I was emailed on Saturday morning by one of our more active users. The assessment form, when accessed from one part of the system, did not work at all.

This particular way of accessing the form is not heavily used, and it fails so gracefully that it is not obviously an error. I do not suppose anybody else had really noticed. The bug itself was trivial to fix - I had missed out a single line on a configuration file. But that is not the point. I still managed to put in a version with a significant bug, and my testing did not catch it.

I was concerned by this. Does this bug suggest that we should change our testing approach?

We have always taken the development and testing of Metrici Advisor very seriously. Our software provides advice on IT management. We have to practice what we preach. As a small company, we have to be able to compete with much larger companies who spend a lot more on development. We have to do things right to survive.

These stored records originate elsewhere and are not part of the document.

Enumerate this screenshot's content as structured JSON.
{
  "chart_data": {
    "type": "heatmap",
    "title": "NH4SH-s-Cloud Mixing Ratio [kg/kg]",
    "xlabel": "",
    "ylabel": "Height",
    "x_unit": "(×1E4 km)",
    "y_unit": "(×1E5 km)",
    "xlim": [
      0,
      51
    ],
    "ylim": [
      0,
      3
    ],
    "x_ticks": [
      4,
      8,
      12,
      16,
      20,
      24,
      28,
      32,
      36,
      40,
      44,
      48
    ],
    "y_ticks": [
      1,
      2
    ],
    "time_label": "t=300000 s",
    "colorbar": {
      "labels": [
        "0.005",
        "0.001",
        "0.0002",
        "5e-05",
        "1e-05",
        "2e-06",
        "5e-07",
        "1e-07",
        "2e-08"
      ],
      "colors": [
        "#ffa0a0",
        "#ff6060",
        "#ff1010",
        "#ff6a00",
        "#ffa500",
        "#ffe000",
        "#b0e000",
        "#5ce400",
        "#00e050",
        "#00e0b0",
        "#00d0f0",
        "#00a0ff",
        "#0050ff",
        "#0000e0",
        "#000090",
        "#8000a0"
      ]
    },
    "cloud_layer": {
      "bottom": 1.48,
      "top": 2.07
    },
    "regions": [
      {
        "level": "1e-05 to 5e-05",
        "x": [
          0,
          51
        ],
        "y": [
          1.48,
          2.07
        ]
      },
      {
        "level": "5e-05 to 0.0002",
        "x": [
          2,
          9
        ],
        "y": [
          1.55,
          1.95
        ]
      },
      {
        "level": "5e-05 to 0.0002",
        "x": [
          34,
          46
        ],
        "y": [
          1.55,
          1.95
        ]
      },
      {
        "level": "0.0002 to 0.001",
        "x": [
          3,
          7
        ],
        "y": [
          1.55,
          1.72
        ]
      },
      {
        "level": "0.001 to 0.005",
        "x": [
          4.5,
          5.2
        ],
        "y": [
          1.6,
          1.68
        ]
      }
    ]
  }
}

We develop the software in small increments. We rely on test-drive development. We have automated tests for every level of the system: for the underlying code, for high-level services, for stylesheets, and for the user interface. We amend these before or during coding. We rely on the testing 100%. Once a new version has passed the tests, we consider it good to go live.

In some ways, our approach might look unprofessional. We only spend 45 minutes testing the entire system. I have known teams to spend months testing systems of similar size. For minor enhancements, we do not carry out much acceptance testing. Obviously, as this weekend shows, our approach just occasionally misses a bug.

Is our approach flawed? Although the tests are not perfect, the process is rigorous. Once a test condition is identified, either as part of development or because of a bug, it becomes a permanent part of the test packs. The test packs are maintained in parallel to the code. We have invested heavily in testing: our test packs include more than 2500 tests, which works out as one test per 24 lines of code.

We could put more effort into manual testing of releases. But the chances of finding anything that 2500 automated tests have not found are very slim. Every minute that we spend testing manually would be better invested in improving the software and the automated testing. We have only had about 20 software bugs in production in almost four years. I have been reading about test driven design. By using a similar approach, we are achieving defect rates (0.3 defects per thousand lines of code) that are much lower than industry averages.

To answer my own question, I am not going to change our testing approach. Test-driven design and development really works. One bug does not undermine that.